10 Kasım sabahı saat 9’u 5 geçe sirenler çalar, sokak aralarında yürüyen vatandaş bile saygı duruşunda dururdu. O an da zaman durur, hayat da dururdu.
10 Kasım’da gazetelerin logosu da siyah çıkardı. Radyolar ve daha sonra siyah beyaz televizyonlarda ağırlaştırılmış müzik yayınları yapılırdı. Gazino ve eğlence yerleri kapatılırdı. Hatta rahmetli Zeki Müren’in 10 Kasım gecesi sahneye çıkmadığını hatırlarım. Anlayacağınız, her 10 Kasım, bir kasvet günü olarak geçerdi.
Aradan yıllar geçti ve 1990 yılında Cumhurbaşkanı Turgut Özal'ın girişimleri ve bazı aydınların da desteğiyle 10 Kasım matem günü olmaktan çıkarıldı; çok da iyi oldu. Zira matem tutarak Mustafa Kemal Atatürk anlaşılamaz. O’nu gerçek anlamda tanımak, eserlerinin değerini bilmek ve en büyük eserim dediği Cumhuriyetimize sahip çıkmak, en büyük amacımız olmalıydı.
Bu konuda 10 Kasım’ı matem günü olmaktan çıkaranlarla aynı fikirdeydik. Ancak, o günlerde çok masum (!) gerekçelerle atıldığını düşündüğümüz bu ilk adımın, bugün Mustafa Kemal Atatürk’ün ve Türkiye Cumhuriyeti’nin, dağdan taştan kazınması için atılmış belki de ilk adım olduğunu nereden bilecektik?
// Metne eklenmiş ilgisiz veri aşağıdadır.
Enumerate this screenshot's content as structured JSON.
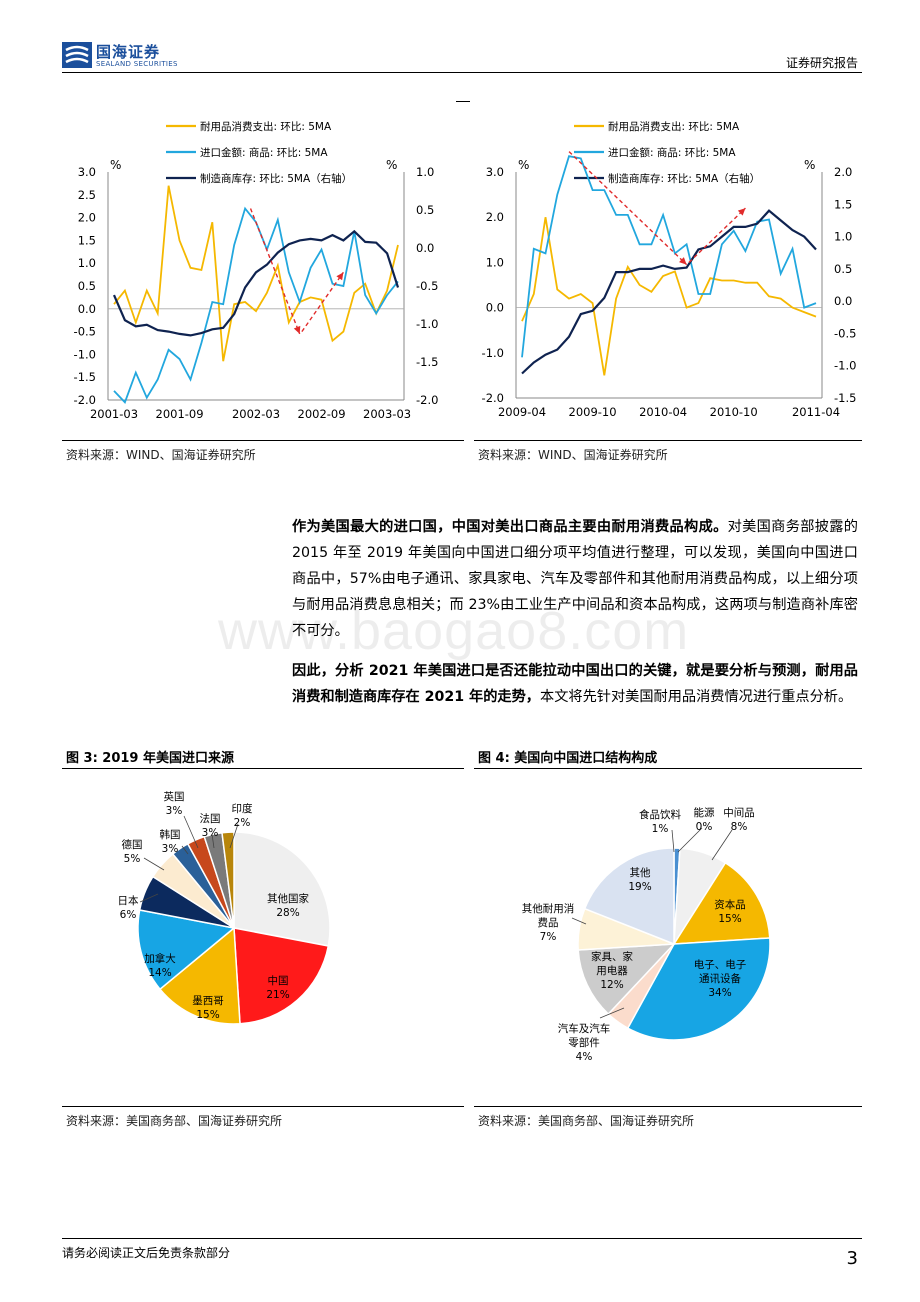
{
  "header": {
    "logo_cn": "国海证券",
    "logo_en": "SEALAND SECURITIES",
    "right_text": "证券研究报告"
  },
  "colors": {
    "yellow": "#f5b800",
    "cyan": "#22a7de",
    "navy": "#0f2350",
    "red": "#e12b2b",
    "brand": "#1b4f9c"
  },
  "chart_left_source": "资料来源：WIND、国海证券研究所",
  "chart_right_source": "资料来源：WIND、国海证券研究所",
  "chart_data": [
    {
      "type": "line",
      "legend": [
        "耐用品消费支出: 环比: 5MA",
        "进口金额: 商品: 环比: 5MA",
        "制造商库存: 环比: 5MA（右轴）"
      ],
      "left_unit": "%",
      "right_unit": "%",
      "ylim": [
        -2.0,
        3.0
      ],
      "y2lim": [
        -2.0,
        1.0
      ],
      "yticks": [
        "3.0",
        "2.5",
        "2.0",
        "1.5",
        "1.0",
        "0.5",
        "0.0",
        "-0.5",
        "-1.0",
        "-1.5",
        "-2.0"
      ],
      "y2ticks": [
        "1.0",
        "0.5",
        "0.0",
        "-0.5",
        "-1.0",
        "-1.5",
        "-2.0"
      ],
      "xticks": [
        "2001-03",
        "2001-09",
        "2002-03",
        "2002-09",
        "2003-03"
      ],
      "series": [
        {
          "name": "耐用品消费支出: 环比: 5MA",
          "values": [
            0.1,
            0.4,
            -0.3,
            0.4,
            -0.1,
            2.7,
            1.5,
            0.9,
            0.85,
            1.9,
            -1.15,
            0.1,
            0.15,
            -0.05,
            0.35,
            0.95,
            -0.3,
            0.15,
            0.25,
            0.2,
            -0.7,
            -0.5,
            0.35,
            0.55,
            -0.1,
            0.4,
            1.4
          ]
        },
        {
          "name": "进口金额: 商品: 环比: 5MA",
          "values": [
            -1.8,
            -2.05,
            -1.4,
            -1.95,
            -1.55,
            -0.9,
            -1.1,
            -1.55,
            -0.75,
            0.15,
            0.1,
            1.4,
            2.2,
            1.9,
            1.3,
            1.95,
            0.8,
            0.15,
            0.9,
            1.3,
            0.55,
            0.5,
            1.7,
            0.3,
            -0.1,
            0.3,
            0.6
          ]
        },
        {
          "name": "制造商库存: 环比: 5MA（右轴）",
          "axis": "right",
          "values": [
            -0.62,
            -0.95,
            -1.03,
            -1.01,
            -1.08,
            -1.1,
            -1.13,
            -1.15,
            -1.12,
            -1.07,
            -1.05,
            -0.87,
            -0.52,
            -0.32,
            -0.22,
            -0.06,
            0.05,
            0.1,
            0.12,
            0.1,
            0.17,
            0.1,
            0.22,
            0.08,
            0.07,
            -0.07,
            -0.52
          ]
        }
      ]
    },
    {
      "type": "line",
      "legend": [
        "耐用品消费支出: 环比: 5MA",
        "进口金额: 商品: 环比: 5MA",
        "制造商库存: 环比: 5MA（右轴）"
      ],
      "left_unit": "%",
      "right_unit": "%",
      "ylim": [
        -2.0,
        3.0
      ],
      "y2lim": [
        -1.5,
        2.0
      ],
      "yticks": [
        "3.0",
        "2.0",
        "1.0",
        "0.0",
        "-1.0",
        "-2.0"
      ],
      "y2ticks": [
        "2.0",
        "1.5",
        "1.0",
        "0.5",
        "0.0",
        "-0.5",
        "-1.0",
        "-1.5"
      ],
      "xticks": [
        "2009-04",
        "2009-10",
        "2010-04",
        "2010-10",
        "2011-04"
      ],
      "series": [
        {
          "name": "耐用品消费支出: 环比: 5MA",
          "values": [
            -0.3,
            0.3,
            2.0,
            0.4,
            0.2,
            0.3,
            0.1,
            -1.5,
            0.2,
            0.9,
            0.5,
            0.35,
            0.7,
            0.8,
            0.0,
            0.1,
            0.65,
            0.6,
            0.6,
            0.55,
            0.55,
            0.25,
            0.2,
            0.0,
            -0.1,
            -0.2
          ]
        },
        {
          "name": "进口金额: 商品: 环比: 5MA",
          "values": [
            -1.1,
            1.3,
            1.2,
            2.5,
            3.35,
            3.3,
            2.6,
            2.6,
            2.05,
            2.05,
            1.4,
            1.4,
            2.05,
            1.2,
            1.4,
            0.3,
            0.3,
            1.4,
            1.7,
            1.25,
            1.9,
            1.95,
            0.75,
            1.3,
            0.0,
            0.1
          ]
        },
        {
          "name": "制造商库存: 环比: 5MA（右轴）",
          "axis": "right",
          "values": [
            -1.12,
            -0.95,
            -0.83,
            -0.75,
            -0.55,
            -0.2,
            -0.15,
            0.05,
            0.45,
            0.45,
            0.5,
            0.5,
            0.55,
            0.5,
            0.52,
            0.8,
            0.85,
            1.0,
            1.15,
            1.15,
            1.2,
            1.4,
            1.25,
            1.1,
            1.0,
            0.8
          ]
        }
      ]
    },
    {
      "type": "pie",
      "categories": [
        "其他国家",
        "中国",
        "墨西哥",
        "加拿大",
        "日本",
        "德国",
        "韩国",
        "英国",
        "法国",
        "印度"
      ],
      "values": [
        28,
        21,
        15,
        14,
        6,
        5,
        3,
        3,
        3,
        2
      ],
      "colors": [
        "#efefef",
        "#ff1a1a",
        "#f5b800",
        "#17a5e4",
        "#0c2a5e",
        "#fcebd0",
        "#2a6099",
        "#c7481c",
        "#7a7a7a",
        "#b8860b"
      ]
    },
    {
      "type": "pie",
      "categories": [
        "食品饮料",
        "能源",
        "中间品",
        "资本品",
        "电子、电子通讯设备",
        "汽车及汽车零部件",
        "家具、家用电器",
        "其他耐用消费品",
        "其他"
      ],
      "values": [
        1,
        0,
        8,
        15,
        34,
        4,
        12,
        7,
        19
      ],
      "colors": [
        "#4a8fd1",
        "#999999",
        "#f0f0f0",
        "#f5b800",
        "#17a5e4",
        "#fbdccc",
        "#cccccc",
        "#fdf2d7",
        "#d9e2f1"
      ]
    }
  ],
  "paragraph1": {
    "bold": "作为美国最大的进口国，中国对美出口商品主要由耐用消费品构成。",
    "text": "对美国商务部披露的 2015 年至 2019 年美国向中国进口细分项平均值进行整理，可以发现，美国向中国进口商品中，57%由电子通讯、家具家电、汽车及零部件和其他耐用消费品构成，以上细分项与耐用品消费息息相关；而 23%由工业生产中间品和资本品构成，这两项与制造商补库密不可分。"
  },
  "paragraph2": {
    "bold": "因此，分析 2021 年美国进口是否还能拉动中国出口的关键，就是要分析与预测，耐用品消费和制造商库存在 2021 年的走势，",
    "text": "本文将先针对美国耐用品消费情况进行重点分析。"
  },
  "watermark": "www.baogao8.com",
  "fig3": {
    "title": "图 3:  2019 年美国进口来源",
    "source": "资料来源：美国商务部、国海证券研究所",
    "labels": [
      {
        "name": "其他国家",
        "pct": "28%"
      },
      {
        "name": "中国",
        "pct": "21%"
      },
      {
        "name": "墨西哥",
        "pct": "15%"
      },
      {
        "name": "加拿大",
        "pct": "14%"
      },
      {
        "name": "日本",
        "pct": "6%"
      },
      {
        "name": "德国",
        "pct": "5%"
      },
      {
        "name": "韩国",
        "pct": "3%"
      },
      {
        "name": "英国",
        "pct": "3%"
      },
      {
        "name": "法国",
        "pct": "3%"
      },
      {
        "name": "印度",
        "pct": "2%"
      }
    ]
  },
  "fig4": {
    "title": "图 4:  美国向中国进口结构构成",
    "source": "资料来源：美国商务部、国海证券研究所",
    "labels": [
      {
        "name": "食品饮料",
        "pct": "1%"
      },
      {
        "name": "能源",
        "pct": "0%"
      },
      {
        "name": "中间品",
        "pct": "8%"
      },
      {
        "name": "资本品",
        "pct": "15%"
      },
      {
        "name1": "电子、电子",
        "name2": "通讯设备",
        "pct": "34%"
      },
      {
        "name1": "汽车及汽车",
        "name2": "零部件",
        "pct": "4%"
      },
      {
        "name1": "家具、家",
        "name2": "用电器",
        "pct": "12%"
      },
      {
        "name1": "其他耐用消",
        "name2": "费品",
        "pct": "7%"
      },
      {
        "name": "其他",
        "pct": "19%"
      }
    ]
  },
  "footer": {
    "disclaimer": "请务必阅读正文后免责条款部分",
    "page": "3"
  }
}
Günümüzde ise hem Atatürk hem de Türkiye Cumhuriyeti (T.C.) üzerinde oynanan oyunlar artık iyice açığa çıktı. T.C. ibaresi başta Ziraat Bankası olmak üzere her yerden çıkartılıyor. Son olarak Devlet Nişanı, Cumhuriyet Nişanı ve Liyakat Nişanı'nda yapılan değişiklikle Atatürk silueti ve T.C. ibareleri çıkartıldı. T.C. düşmanlarına Devlet Nişanı verilir oldu. Türk Milleti kavramı etnik bir kimlik olarak algılanmaya başladı. Cumhuriyetin devrimleri delik deşik oldu. Modern Türkiye’de gençlerin kızlı-erkekli bir arada olması bile “mekruh” ilan edildi. Kadınlarımız bazı kolaylıklar bahane edilerek, iş ve siyaset hayatından uzaklaştırılıyor. “Vurun Kahpeye” günlerini yaşamaya başlamamız işten bile değil.
Hal böyle olunca, 10 Kasımlarda olmasa da, ortadan kaldırılmaya çalışılan Türkiye Cumhuriyeti’nin ardından matem tutmaya başlayacağız gibi görünüyor. Son yıllarda yaşadığımız olumsuzluklar buna işaret ediyor.
Yarın 10 Kasım. Atatürk’ün 75. Ölüm yıl dönümü. Kafalarımızı gömdüğümüz kumlardan çıkartmanın, at gözlüklerimizi kaldırıp atmanın, gerçekleri görmenin tam zamanı. Atamızı andığımız her yerde, bu gerçekleri de düşünelim. Daha ne kadar canımızı yakacaklar?
Ata’mızı rahmet, minnet ve sevgi ile anıyoruz. Ruhu şâd olsun!